Very good questions, and I actually do not have great answers yet.
The default value of 0.66 is just something I picked arbitrarily, I am actually not sure that the value shouldn’t just be 1 for most or all workloads. I have not done much experimentation around this.
The idea of leaving some page slack is that when you insert records into a page, if you overflow the page then you must split it. If there is some slack, then perhaps you can add the records, if they fit, and move on. A page split is expensive compared to adding some records to a page. The split involves reading all of the records in the page and then splitting them into 2 or more groups, building a new page for each group, and then adding child pointers to those new pages to their collective parent page. If this causes the parent page to overflow, then it too must be split, which can then cause its parent to overflow, and so on.
Depending on the workload, it could be beneficial to leave some slack in pages when so much data is inserted into a page that it must split into many pages. (Note that if the page is splitting into just two pages then each should be about half-full, but Redwood is not currently doing this yet). Then, the next several insertions into any of those pages will require a lot less work, but on the other hand if nothing is ever inserted into those pages then the space is just wasted.

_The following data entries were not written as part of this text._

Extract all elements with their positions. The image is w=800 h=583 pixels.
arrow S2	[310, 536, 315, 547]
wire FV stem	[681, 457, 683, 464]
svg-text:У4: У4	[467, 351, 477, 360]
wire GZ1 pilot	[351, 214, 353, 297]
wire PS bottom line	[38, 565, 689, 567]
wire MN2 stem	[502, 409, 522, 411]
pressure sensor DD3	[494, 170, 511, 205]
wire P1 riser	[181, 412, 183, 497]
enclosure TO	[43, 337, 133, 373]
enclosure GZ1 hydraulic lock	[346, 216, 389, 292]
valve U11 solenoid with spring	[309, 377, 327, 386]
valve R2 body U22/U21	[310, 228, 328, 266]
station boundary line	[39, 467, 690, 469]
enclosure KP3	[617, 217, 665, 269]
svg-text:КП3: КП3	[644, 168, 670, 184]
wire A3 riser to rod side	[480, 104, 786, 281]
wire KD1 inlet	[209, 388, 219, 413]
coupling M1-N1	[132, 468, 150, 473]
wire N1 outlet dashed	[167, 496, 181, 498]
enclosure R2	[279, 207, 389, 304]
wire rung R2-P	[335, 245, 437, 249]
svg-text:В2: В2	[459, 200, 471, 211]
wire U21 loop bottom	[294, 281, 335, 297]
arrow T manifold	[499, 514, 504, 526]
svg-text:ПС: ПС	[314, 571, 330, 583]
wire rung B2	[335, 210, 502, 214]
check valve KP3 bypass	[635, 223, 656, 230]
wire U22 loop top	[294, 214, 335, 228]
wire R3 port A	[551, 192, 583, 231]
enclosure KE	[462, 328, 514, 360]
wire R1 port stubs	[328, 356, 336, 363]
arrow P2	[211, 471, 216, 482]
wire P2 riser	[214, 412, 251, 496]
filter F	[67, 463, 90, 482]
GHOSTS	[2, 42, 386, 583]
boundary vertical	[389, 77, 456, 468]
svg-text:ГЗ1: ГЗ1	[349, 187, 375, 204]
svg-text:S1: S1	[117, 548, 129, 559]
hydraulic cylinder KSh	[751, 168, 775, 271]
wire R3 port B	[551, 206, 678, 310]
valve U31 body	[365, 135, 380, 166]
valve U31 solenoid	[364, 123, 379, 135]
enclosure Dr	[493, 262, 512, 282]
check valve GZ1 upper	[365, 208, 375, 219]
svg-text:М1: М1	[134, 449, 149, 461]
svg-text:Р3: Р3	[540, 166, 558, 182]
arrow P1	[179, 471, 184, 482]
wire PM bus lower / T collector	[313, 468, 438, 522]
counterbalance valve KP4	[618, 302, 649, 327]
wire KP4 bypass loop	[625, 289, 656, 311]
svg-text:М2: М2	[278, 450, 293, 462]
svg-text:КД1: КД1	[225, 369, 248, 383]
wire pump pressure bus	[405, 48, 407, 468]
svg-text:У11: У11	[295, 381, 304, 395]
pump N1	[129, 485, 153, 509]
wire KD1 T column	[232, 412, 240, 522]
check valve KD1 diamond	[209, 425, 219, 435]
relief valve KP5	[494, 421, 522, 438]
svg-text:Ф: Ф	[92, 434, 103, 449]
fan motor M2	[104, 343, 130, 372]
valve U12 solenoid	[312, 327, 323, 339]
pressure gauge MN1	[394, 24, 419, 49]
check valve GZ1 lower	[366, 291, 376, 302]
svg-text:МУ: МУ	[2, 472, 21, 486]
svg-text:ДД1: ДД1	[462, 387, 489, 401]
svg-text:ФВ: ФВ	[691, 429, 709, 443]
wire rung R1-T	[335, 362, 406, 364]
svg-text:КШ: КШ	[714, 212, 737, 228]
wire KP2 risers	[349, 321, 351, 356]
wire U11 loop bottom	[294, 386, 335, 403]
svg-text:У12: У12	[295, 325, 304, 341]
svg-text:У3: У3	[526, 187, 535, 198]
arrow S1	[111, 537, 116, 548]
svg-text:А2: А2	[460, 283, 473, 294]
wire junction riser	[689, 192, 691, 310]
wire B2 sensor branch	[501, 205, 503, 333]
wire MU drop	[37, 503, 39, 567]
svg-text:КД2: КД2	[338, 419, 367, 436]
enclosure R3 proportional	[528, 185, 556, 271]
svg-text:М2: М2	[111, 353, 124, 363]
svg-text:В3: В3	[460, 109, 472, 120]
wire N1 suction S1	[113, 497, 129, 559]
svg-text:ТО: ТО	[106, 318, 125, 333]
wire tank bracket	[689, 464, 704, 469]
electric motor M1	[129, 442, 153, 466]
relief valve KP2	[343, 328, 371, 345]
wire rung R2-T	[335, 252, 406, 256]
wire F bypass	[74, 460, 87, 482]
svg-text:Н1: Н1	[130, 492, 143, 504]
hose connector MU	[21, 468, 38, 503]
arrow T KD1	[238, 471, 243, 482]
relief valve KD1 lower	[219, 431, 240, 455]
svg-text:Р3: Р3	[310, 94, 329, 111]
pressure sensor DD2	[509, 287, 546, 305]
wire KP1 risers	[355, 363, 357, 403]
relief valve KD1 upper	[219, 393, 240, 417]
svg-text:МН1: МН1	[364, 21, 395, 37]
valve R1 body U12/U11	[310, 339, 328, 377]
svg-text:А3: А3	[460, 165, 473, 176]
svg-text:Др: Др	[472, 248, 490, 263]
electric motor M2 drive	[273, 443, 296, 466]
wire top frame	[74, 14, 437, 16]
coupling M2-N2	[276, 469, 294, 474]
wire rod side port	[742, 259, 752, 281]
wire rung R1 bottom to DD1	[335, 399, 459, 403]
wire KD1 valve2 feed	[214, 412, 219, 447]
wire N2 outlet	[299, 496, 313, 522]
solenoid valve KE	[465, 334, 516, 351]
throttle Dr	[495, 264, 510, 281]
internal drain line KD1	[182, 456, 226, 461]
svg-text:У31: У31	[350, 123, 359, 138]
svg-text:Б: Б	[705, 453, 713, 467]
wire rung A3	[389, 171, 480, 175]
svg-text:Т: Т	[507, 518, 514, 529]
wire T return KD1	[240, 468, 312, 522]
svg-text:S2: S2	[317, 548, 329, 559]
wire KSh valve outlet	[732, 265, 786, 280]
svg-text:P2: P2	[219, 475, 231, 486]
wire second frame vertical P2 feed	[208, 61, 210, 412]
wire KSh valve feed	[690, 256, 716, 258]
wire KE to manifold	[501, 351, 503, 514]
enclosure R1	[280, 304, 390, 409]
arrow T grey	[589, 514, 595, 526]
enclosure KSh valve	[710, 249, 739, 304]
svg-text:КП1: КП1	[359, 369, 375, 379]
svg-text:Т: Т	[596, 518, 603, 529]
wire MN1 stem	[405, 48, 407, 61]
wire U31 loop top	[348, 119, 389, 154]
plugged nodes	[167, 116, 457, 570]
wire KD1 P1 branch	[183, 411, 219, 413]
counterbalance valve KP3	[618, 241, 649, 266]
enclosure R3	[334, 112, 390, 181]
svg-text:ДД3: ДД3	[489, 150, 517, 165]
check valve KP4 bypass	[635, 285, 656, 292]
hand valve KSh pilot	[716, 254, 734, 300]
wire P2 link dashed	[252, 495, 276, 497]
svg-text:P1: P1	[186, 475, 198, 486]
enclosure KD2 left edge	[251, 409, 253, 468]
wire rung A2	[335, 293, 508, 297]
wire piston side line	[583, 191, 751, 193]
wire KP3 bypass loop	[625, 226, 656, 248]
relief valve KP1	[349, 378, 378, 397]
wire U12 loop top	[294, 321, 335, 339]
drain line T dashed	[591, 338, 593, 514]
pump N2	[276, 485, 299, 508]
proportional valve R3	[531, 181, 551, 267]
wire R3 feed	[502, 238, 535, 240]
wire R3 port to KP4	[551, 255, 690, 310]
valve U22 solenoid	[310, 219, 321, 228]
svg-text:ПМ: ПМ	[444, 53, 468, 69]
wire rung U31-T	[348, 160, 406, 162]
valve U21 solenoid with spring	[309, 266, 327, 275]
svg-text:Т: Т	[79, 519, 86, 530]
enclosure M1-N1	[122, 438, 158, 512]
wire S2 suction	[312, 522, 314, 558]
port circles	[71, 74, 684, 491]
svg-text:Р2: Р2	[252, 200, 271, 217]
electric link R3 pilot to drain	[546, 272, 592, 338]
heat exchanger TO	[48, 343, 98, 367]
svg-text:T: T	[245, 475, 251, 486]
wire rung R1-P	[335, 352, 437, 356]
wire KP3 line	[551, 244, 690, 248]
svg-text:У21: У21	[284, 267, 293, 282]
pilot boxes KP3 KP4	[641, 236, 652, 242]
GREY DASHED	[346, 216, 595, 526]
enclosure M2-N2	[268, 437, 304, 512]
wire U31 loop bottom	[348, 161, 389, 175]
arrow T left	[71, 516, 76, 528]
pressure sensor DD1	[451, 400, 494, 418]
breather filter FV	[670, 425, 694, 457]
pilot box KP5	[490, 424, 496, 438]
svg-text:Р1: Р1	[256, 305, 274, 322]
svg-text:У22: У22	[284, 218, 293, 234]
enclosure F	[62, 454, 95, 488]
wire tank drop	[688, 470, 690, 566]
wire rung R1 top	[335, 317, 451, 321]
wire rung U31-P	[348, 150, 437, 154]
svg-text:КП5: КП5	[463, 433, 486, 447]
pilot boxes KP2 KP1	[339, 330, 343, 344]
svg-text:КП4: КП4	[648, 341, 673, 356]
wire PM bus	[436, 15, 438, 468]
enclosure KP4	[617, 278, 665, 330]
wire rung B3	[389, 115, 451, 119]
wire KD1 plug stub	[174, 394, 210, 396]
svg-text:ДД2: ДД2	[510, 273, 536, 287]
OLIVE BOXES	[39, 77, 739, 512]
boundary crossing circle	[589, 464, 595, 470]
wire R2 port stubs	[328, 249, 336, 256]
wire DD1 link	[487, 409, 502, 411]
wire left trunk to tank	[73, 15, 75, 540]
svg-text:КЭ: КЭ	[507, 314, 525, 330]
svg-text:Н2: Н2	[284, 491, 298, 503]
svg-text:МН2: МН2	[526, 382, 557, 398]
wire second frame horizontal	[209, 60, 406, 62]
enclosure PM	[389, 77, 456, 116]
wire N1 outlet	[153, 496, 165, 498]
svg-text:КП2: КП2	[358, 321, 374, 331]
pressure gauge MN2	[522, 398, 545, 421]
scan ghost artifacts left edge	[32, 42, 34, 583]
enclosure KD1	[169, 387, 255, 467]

You asked what data would be there - at the leaf level it would be more user records that belong within the page’s key boundaries, and at the internal levels of the tree it would be key boundaries used to make traversal decisions that point to new child pages added when their existing children are split.
I said “depending on the workload” above, but I am honestly not sure there is a workload which would see a long term benefit. There could possibly be an initial benefit when writing a lot of random KV pairs across most of the keyspace such that additional writes do fit within the page slack left behind, but then eventually the pages will fill up and need to be split anyway, so perhaps not filling them full initially is just delaying the inevitable?
Try values up to 0.99 for your workload (right now 1.0 will sometimes cause an error for complicated reasons) and look in the
RedwoodMetrics trace events. I expect that the higher the fill factor is, the higher the
L<number>PageBuild fields in the trace events will be. This means the workload is using more CPU, but for this additional CPU you get fewer IOPS (both write and read, because pages contain more data) and less disk space in used because there is less slack in the structure. If your storage processes are not CPU bound under load, then this extra CPU cost is probably worth it.
I should also point out that merging under-filled pages with their siblings is not yet written, so there are pathologically bad workloads that can cause a lot of BTree slack space. In many cases this would actually show up in the
RedwoodMetrics trace events, where the
L<number>ModAvgFillPct percentages will be low. An average under 50 suggests there is too much slack in the tree.